Her conclusions, captured in an article for the New York Times, suggest that the idea that a Dutch woman feels no pressure to put on airs and graces, embrace glamour and bow to peer pressure contributes to an overall feeling of happiness.


Then we have the 2013 World Happiness Report where the Netherlands sits proudly at number four in the happiness league. The fourth happiest nation in the world people. Clap on the back for the happy Dutch people, scooping up imaginary happiness awards left, right and centre. 

But wait. There is some serious bubble bursting going on in a recent report that suggests that the Dutch are the most depressed in Europe. The report is based on the Global Burden of Disease Study 2010 and is one of the most comprehensive and prestigious carried out of its kind. There really is no knocking it. Everyone is suddenly talking about the depressive nature of the Dutch. Are the Dutch bi-polar?

To clarify, the definition (taken from the editor's summary of the PLOS report) of depression is:

Not so happy
"Depression—an overwhelming feeling of sadness and hopelessness that can last for months or years—can make people feel that life is no longer worth living. People affected by depression lose interest in the activities they used to enjoy and can also be affected by physical symptoms such as disturbed sleep."

Depression is something that is on the increase across the world and is receiving more and more attention as the consequences become fully appreciated. But why have the Dutch been singled out as being more depressive than other nations? How can a country that pulls in medals in the Happiness Olympics suddenly hold the title of the European Champions of Depression?

This conclusion is nothing new. There is a history of depression in the Netherlands. In 2007, the Dutch were the third most depressed in Europe. But it would seem that things have got worse not better.

Psychiatrist Jan Swinkels told the Volkskrant that we shouldn't place too much importance on the results of this research. He claims the Dutch are indeed a somber group but culture plays a big role and there is no more help needed here than in neighbouring countries.

I can add some personal experience to this discussion. A Dutch company doctor working in an international organisation explained once that in his experience it is usually the Dutch and other northern europeans who are the ones sitting at home on sick leave with a burn out because they struggle to deal with the more relaxed attitude to work of other European nationals. In other words there is a serious culture clash in the working environment. The countries he mentioned generally fare very well in the happiness research.
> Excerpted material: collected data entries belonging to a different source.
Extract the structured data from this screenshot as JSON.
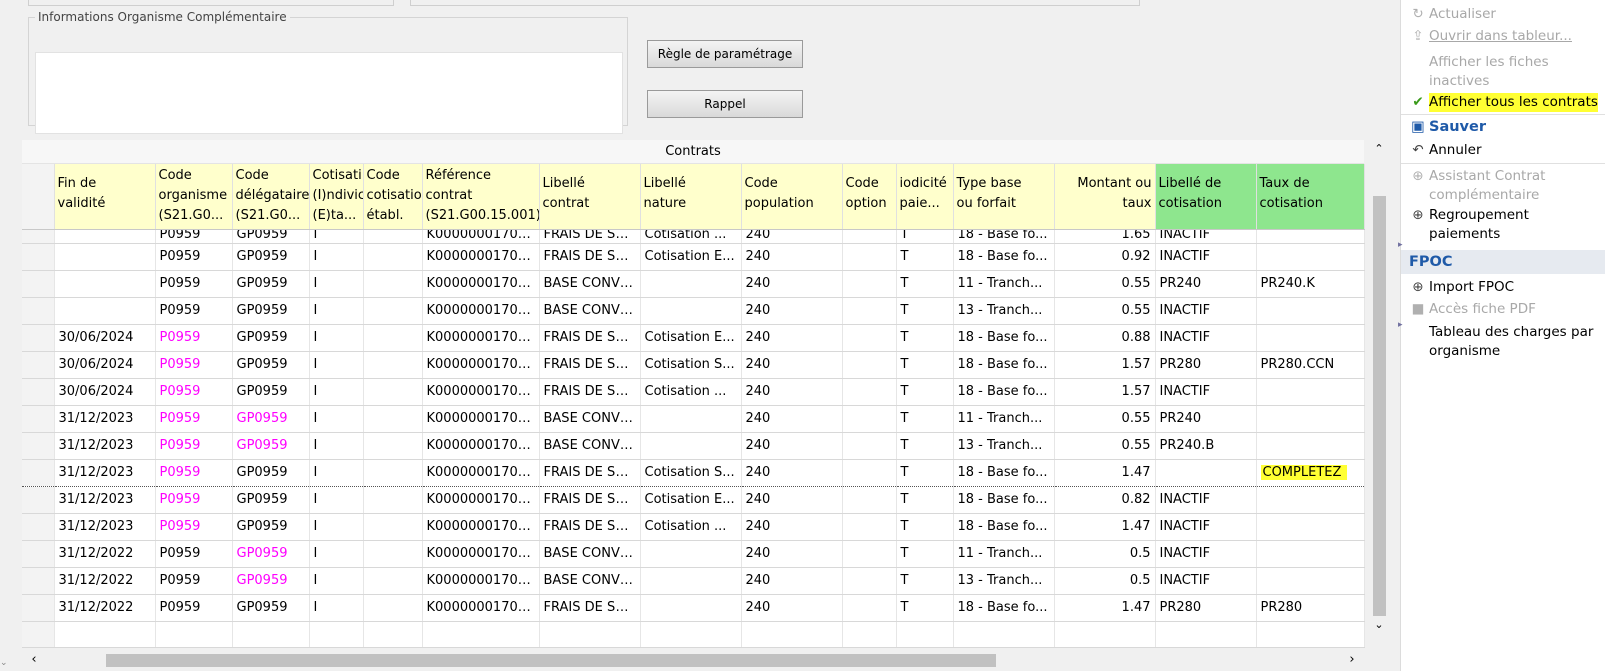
{
  "info_section": {
    "legend": "Informations Organisme Complémentaire",
    "text_value": ""
  },
  "buttons": {
    "regle": "Règle de paramétrage",
    "rappel": "Rappel"
  },
  "grid": {
    "title": "Contrats",
    "columns": [
      {
        "l1": "Fin de",
        "l2": "validité",
        "l3": ""
      },
      {
        "l1": "Code",
        "l2": "organisme",
        "l3": "(S21.G0..."
      },
      {
        "l1": "Code",
        "l2": "délégataire",
        "l3": "(S21.G0..."
      },
      {
        "l1": "Cotisati",
        "l2": "(I)ndivic",
        "l3": "(E)ta..."
      },
      {
        "l1": "Code",
        "l2": "cotisatio",
        "l3": "établ."
      },
      {
        "l1": "Référence",
        "l2": "contrat",
        "l3": "(S21.G00.15.001)"
      },
      {
        "l1": "Libellé",
        "l2": "contrat",
        "l3": ""
      },
      {
        "l1": "Libellé",
        "l2": "nature",
        "l3": ""
      },
      {
        "l1": "Code",
        "l2": "population",
        "l3": ""
      },
      {
        "l1": "Code",
        "l2": "option",
        "l3": ""
      },
      {
        "l1": "iodicité",
        "l2": "paie...",
        "l3": ""
      },
      {
        "l1": "Type base",
        "l2": "ou forfait",
        "l3": ""
      },
      {
        "l1": "Montant ou",
        "l2": "taux",
        "l3": ""
      },
      {
        "l1": "Libellé de",
        "l2": "cotisation",
        "l3": ""
      },
      {
        "l1": "Taux de",
        "l2": "cotisation",
        "l3": ""
      }
    ],
    "rows": [
      [
        "",
        "P0959",
        "GP0959",
        "I",
        "",
        "K00000001700...",
        "FRAIS DE SA...",
        "Cotisation ...",
        "240",
        "",
        "T",
        "18 - Base fo...",
        "1.65",
        "INACTIF",
        ""
      ],
      [
        "",
        "P0959",
        "GP0959",
        "I",
        "",
        "K00000001700...",
        "FRAIS DE SA...",
        "Cotisation E...",
        "240",
        "",
        "T",
        "18 - Base fo...",
        "0.92",
        "INACTIF",
        ""
      ],
      [
        "",
        "P0959",
        "GP0959",
        "I",
        "",
        "K00000001700...",
        "BASE CONVE...",
        "",
        "240",
        "",
        "T",
        "11 - Tranch...",
        "0.55",
        "PR240",
        "PR240.K"
      ],
      [
        "",
        "P0959",
        "GP0959",
        "I",
        "",
        "K00000001700...",
        "BASE CONVE...",
        "",
        "240",
        "",
        "T",
        "13 - Tranch...",
        "0.55",
        "INACTIF",
        ""
      ],
      [
        "30/06/2024",
        "P0959",
        "GP0959",
        "I",
        "",
        "K00000001700...",
        "FRAIS DE SA...",
        "Cotisation E...",
        "240",
        "",
        "T",
        "18 - Base fo...",
        "0.88",
        "INACTIF",
        ""
      ],
      [
        "30/06/2024",
        "P0959",
        "GP0959",
        "I",
        "",
        "K00000001700...",
        "FRAIS DE SA...",
        "Cotisation S...",
        "240",
        "",
        "T",
        "18 - Base fo...",
        "1.57",
        "PR280",
        "PR280.CCN"
      ],
      [
        "30/06/2024",
        "P0959",
        "GP0959",
        "I",
        "",
        "K00000001700...",
        "FRAIS DE SA...",
        "Cotisation ...",
        "240",
        "",
        "T",
        "18 - Base fo...",
        "1.57",
        "INACTIF",
        ""
      ],
      [
        "31/12/2023",
        "P0959",
        "GP0959",
        "I",
        "",
        "K00000001700...",
        "BASE CONVE...",
        "",
        "240",
        "",
        "T",
        "11 - Tranch...",
        "0.55",
        "PR240",
        ""
      ],
      [
        "31/12/2023",
        "P0959",
        "GP0959",
        "I",
        "",
        "K00000001700...",
        "BASE CONVE...",
        "",
        "240",
        "",
        "T",
        "13 - Tranch...",
        "0.55",
        "PR240.B",
        ""
      ],
      [
        "31/12/2023",
        "P0959",
        "GP0959",
        "I",
        "",
        "K00000001700...",
        "FRAIS DE SA...",
        "Cotisation S...",
        "240",
        "",
        "T",
        "18 - Base fo...",
        "1.47",
        "",
        "COMPLETEZ"
      ],
      [
        "31/12/2023",
        "P0959",
        "GP0959",
        "I",
        "",
        "K00000001700...",
        "FRAIS DE SA...",
        "Cotisation E...",
        "240",
        "",
        "T",
        "18 - Base fo...",
        "0.82",
        "INACTIF",
        ""
      ],
      [
        "31/12/2023",
        "P0959",
        "GP0959",
        "I",
        "",
        "K00000001700...",
        "FRAIS DE SA...",
        "Cotisation ...",
        "240",
        "",
        "T",
        "18 - Base fo...",
        "1.47",
        "INACTIF",
        ""
      ],
      [
        "31/12/2022",
        "P0959",
        "GP0959",
        "I",
        "",
        "K00000001700...",
        "BASE CONVE...",
        "",
        "240",
        "",
        "T",
        "11 - Tranch...",
        "0.5",
        "INACTIF",
        ""
      ],
      [
        "31/12/2022",
        "P0959",
        "GP0959",
        "I",
        "",
        "K00000001700...",
        "BASE CONVE...",
        "",
        "240",
        "",
        "T",
        "13 - Tranch...",
        "0.5",
        "INACTIF",
        ""
      ],
      [
        "31/12/2022",
        "P0959",
        "GP0959",
        "I",
        "",
        "K00000001700...",
        "FRAIS DE SA...",
        "",
        "240",
        "",
        "T",
        "18 - Base fo...",
        "1.47",
        "PR280",
        "PR280"
      ]
    ],
    "pink_org_rows": [
      4,
      5,
      6,
      7,
      8,
      9,
      10,
      11
    ],
    "pink_del_rows": [
      7,
      8,
      12,
      13
    ],
    "selected_row": 9
  },
  "sidebar": {
    "actualiser": "Actualiser",
    "ouvrir": "Ouvrir dans tableur...",
    "afficher_inactives": "Afficher les fiches inactives",
    "afficher_contrats": "Afficher tous les contrats",
    "sauver": "Sauver",
    "annuler": "Annuler",
    "assistant": "Assistant Contrat complémentaire",
    "regroupement": "Regroupement paiements",
    "section_fpoc": "FPOC",
    "import_fpoc": "Import FPOC",
    "acces_pdf": "Accès fiche PDF",
    "tableau_charges": "Tableau des charges par organisme"
  },
  "colors": {
    "header_yellow": "#ffffcc",
    "header_green": "#8ee68e",
    "pink": "#ff00ff",
    "highlight": "#ffff33",
    "accent_blue": "#1f5aa8"
  }
}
Is Dutch happiness so precarious that anything disrupting the usual balance causes a hurtling into depression? Do the Dutch have high expectations that cannot always be met? Is it as some suggest related to the gloomy weather in the Netherlands? This latest report suggests that the even gloomier, darker days in countries further north in Europe play an insignificant role in the depression levels so it is unlikely that this alone explains anything.
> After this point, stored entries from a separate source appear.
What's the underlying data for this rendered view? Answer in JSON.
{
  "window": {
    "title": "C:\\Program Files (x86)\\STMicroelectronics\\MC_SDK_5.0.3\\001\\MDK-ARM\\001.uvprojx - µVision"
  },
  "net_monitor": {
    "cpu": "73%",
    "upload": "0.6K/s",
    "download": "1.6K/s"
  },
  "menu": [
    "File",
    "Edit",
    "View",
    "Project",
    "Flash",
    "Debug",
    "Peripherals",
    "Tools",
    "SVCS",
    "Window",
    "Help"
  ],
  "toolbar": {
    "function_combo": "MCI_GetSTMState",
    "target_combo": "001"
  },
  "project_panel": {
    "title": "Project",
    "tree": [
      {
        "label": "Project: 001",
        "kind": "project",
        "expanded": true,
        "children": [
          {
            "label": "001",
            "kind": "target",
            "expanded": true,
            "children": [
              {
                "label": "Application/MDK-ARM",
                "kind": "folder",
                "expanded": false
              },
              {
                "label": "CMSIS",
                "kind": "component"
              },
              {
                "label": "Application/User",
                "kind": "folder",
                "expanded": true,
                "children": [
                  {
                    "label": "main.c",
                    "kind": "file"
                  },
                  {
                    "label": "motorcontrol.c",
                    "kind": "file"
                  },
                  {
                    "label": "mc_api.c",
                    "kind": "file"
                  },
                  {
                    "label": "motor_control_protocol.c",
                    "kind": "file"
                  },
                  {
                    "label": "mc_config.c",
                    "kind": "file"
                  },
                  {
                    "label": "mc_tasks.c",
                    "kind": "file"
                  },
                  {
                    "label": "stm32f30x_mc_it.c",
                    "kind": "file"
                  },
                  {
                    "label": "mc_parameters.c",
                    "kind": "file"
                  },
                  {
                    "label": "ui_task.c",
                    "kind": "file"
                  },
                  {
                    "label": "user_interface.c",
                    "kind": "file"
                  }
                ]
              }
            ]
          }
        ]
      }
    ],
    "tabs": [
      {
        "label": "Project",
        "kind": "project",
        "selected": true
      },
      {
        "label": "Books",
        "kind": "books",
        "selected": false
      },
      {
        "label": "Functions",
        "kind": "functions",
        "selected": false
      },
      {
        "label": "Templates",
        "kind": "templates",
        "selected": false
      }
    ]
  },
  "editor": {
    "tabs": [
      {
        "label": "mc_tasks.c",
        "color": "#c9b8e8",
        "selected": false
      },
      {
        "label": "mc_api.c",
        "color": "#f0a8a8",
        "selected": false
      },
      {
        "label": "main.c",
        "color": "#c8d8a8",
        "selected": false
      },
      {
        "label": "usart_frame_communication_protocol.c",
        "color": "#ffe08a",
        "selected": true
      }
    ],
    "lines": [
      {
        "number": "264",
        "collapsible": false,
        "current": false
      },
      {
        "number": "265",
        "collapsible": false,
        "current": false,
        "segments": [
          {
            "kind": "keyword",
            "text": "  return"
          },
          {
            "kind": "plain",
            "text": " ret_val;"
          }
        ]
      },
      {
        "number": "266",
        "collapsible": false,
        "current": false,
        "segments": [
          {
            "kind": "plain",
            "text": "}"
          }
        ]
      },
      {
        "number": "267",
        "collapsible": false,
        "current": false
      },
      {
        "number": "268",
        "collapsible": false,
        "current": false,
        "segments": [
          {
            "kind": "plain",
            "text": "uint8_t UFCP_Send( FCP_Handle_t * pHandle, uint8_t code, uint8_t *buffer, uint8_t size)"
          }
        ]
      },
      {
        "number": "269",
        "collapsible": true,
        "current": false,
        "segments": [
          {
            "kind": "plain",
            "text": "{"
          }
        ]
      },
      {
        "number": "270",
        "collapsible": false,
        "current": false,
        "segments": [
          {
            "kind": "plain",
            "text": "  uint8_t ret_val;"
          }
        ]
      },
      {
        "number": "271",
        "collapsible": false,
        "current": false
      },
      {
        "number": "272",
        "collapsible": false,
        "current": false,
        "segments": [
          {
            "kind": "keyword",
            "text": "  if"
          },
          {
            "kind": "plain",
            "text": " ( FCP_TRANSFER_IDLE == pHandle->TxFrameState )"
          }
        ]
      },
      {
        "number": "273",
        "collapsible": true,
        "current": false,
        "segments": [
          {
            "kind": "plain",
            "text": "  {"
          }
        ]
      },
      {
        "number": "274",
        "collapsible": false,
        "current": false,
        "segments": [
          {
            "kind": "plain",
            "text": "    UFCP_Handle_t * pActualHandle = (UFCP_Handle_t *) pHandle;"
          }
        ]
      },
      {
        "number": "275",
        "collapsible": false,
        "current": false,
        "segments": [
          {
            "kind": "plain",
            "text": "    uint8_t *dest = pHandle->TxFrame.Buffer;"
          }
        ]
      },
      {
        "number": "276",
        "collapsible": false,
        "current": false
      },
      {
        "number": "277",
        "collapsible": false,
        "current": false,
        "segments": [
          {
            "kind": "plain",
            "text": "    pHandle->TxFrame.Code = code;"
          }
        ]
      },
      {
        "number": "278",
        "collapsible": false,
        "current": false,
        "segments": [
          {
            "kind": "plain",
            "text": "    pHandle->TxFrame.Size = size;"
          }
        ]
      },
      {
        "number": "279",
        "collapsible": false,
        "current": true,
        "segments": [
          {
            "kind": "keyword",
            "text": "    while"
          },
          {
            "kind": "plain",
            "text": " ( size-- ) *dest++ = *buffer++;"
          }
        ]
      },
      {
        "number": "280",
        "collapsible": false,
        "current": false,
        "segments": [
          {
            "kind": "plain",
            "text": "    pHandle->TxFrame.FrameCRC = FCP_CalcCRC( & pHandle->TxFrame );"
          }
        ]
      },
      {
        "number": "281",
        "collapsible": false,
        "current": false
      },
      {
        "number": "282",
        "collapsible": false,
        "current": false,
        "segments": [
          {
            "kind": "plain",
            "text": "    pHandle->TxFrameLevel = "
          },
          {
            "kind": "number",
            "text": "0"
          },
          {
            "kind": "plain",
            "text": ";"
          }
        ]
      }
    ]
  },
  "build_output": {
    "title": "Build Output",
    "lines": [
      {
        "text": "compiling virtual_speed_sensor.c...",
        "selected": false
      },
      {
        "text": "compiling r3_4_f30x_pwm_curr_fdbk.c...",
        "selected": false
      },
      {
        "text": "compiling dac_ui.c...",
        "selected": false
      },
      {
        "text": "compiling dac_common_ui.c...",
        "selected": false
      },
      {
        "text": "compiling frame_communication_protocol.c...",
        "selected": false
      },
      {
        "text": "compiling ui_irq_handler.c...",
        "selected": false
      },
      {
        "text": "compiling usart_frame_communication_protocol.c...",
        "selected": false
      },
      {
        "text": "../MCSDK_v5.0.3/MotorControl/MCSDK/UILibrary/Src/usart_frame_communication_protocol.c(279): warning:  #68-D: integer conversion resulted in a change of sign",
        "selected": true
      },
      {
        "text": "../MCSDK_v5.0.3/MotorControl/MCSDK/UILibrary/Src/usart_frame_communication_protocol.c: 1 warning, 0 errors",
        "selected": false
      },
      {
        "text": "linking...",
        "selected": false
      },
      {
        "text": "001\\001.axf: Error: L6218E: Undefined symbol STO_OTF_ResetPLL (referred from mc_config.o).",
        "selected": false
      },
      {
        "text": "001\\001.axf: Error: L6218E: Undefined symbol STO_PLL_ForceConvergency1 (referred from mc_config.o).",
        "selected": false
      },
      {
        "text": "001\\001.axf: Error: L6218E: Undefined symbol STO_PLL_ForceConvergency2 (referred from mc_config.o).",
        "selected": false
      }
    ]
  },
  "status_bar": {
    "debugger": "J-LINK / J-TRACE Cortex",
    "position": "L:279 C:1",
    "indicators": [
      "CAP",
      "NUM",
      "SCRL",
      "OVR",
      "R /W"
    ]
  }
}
I don't have an answer, and so far I haven't seen anyone else offering a nice perfect fit answer. But of course it is possible to be both a happy nation and one with a slightly higher level of depression than surrounding countries, without being bipolar. Depression is a very individual state, as is happiness.
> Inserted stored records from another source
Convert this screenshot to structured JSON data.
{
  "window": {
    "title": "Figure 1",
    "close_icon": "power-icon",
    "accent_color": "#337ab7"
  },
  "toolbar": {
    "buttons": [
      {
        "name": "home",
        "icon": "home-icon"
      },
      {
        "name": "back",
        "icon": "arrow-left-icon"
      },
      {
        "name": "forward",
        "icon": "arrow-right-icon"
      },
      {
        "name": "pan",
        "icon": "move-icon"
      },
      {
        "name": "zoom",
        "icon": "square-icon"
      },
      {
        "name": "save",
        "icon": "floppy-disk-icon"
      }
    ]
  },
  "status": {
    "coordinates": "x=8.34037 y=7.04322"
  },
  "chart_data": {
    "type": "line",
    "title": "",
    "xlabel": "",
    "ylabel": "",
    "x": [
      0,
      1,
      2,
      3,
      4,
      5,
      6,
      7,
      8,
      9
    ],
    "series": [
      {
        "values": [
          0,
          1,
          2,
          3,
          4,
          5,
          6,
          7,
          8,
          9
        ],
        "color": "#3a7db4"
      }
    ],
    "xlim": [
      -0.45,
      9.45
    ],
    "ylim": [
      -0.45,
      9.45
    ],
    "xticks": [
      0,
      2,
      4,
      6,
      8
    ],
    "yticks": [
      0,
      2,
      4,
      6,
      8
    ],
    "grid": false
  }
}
On a final note, do you remember how this blog post began? "If you are raising children then the Netherlands is the place to be." Well, actually that wasn't strictly true. That statement applies to Dutch children. If you are an expat parent, you shouldn't live in the Netherlands. At least, that's the message from the latest report from the HSBC Expat Explorer's survey. When it comes to raising children overseas the Netherlands plummets to 19th place (of 24). That is not a good result. Not good at all. Not for the country that is used to picking up all those happiness awards.